Droits de douane : le droit global peut-il nous sauver du chaos ?

Journée d'études organisée par le CREDIMI, Faculté de droit, Université Bourgogne-Europe sous la direction scientifique de Fanny Malhière et Hélène Tourard, Maîtres de conférences en droit public.Lire la suite...
Résumé
Droits de douane en question
Les droits de douane désignent des taxes prélevées sur les marchandises importées ou exportées entre pays.
Ils sont souvent utilisés comme outil de protectionnisme économique, c’est-à-dire pour favoriser les entreprises locales en rendant les produits étrangers plus chers.
Dans un contexte de tensions commerciales internationales, ces droits peuvent aggraver les conflits entre États.
Par exemple, les États-Unis et la Chine ont imposé des droits de douane réciproques sur des centaines de milliards de dollars de biens depuis 2018, illustrant les risques de spirale protectionniste.
Ces mesures, bien que visant à protéger des emplois ou des industries, peuvent aussi entraîner une hausse des prix pour les consommateurs et des perturbations dans les chaînes d’approvisionnement mondiales.
Droit global comme solution
Le droit global (ou droit mondialisé) désigne un ensemble de règles juridiques conçues pour s’appliquer à l’échelle internationale, au-delà des frontières nationales.
L’objectif est de créer un cadre commun pour réguler les échanges, les conflits ou les enjeux transnationaux comme le commerce, l’environnement ou les droits humains.
Par exemple, l’Organisation mondiale du commerce (OMC) établit des normes pour limiter les abus de droits de douane et résoudre les litiges commerciaux.
Ce cadre juridique global cherche à éviter le chaos en offrant des mécanismes de coopération et de règlement des différends, comme les tribunaux arbitraux internationaux.
Rôle des institutions
Plusieurs institutions internationales jouent un rôle clé dans la régulation des droits de douane et la promotion du droit global.
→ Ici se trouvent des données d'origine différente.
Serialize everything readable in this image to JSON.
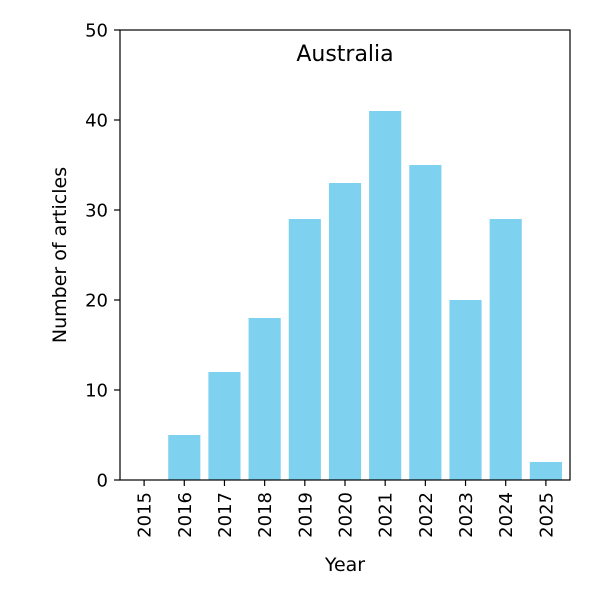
{
  "chart_data": {
    "type": "bar",
    "title": "Australia",
    "xlabel": "Year",
    "ylabel": "Number of articles",
    "categories": [
      "2015",
      "2016",
      "2017",
      "2018",
      "2019",
      "2020",
      "2021",
      "2022",
      "2023",
      "2024",
      "2025"
    ],
    "values": [
      0,
      5,
      12,
      18,
      29,
      33,
      41,
      35,
      20,
      29,
      2
    ],
    "ylim": [
      0,
      50
    ],
    "yticks": [
      0,
      10,
      20,
      30,
      40,
      50
    ],
    "grid": false,
    "bar_color": "#7fd1f0",
    "title_placement": "inside-top-center"
  }
}
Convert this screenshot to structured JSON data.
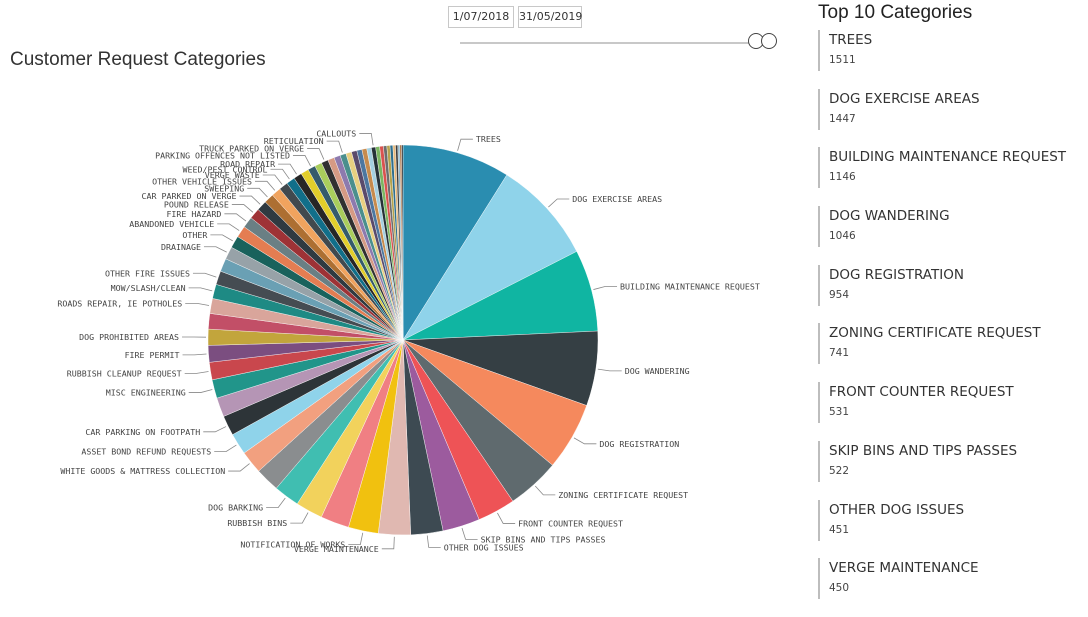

L’OMC, créée en 1995, est l’une des principales organisations avec 164 membres.
Elle supervise les accords commerciaux et permet aux pays de porter plainte contre des pratiques protectionnistes jugées illégales.
D’autres acteurs, comme l’ONU ou la Banque mondiale, interviennent sur des aspects spécifiques, comme les droits humains ou le développement économique.
Ces institutions fournissent des plateformes de négociation et des outils juridiques pour harmoniser les règles entre pays.
Limites du droit global
Malgré ses avantages, le droit global présente des limites majeures.
D’abord, son efficacité dépend de la volonté des États à respecter les règles internationales, ce qui n’est pas toujours le cas.
Par exemple, certains pays contournent les décisions de l’OMC en modifiant leurs politiques commerciales.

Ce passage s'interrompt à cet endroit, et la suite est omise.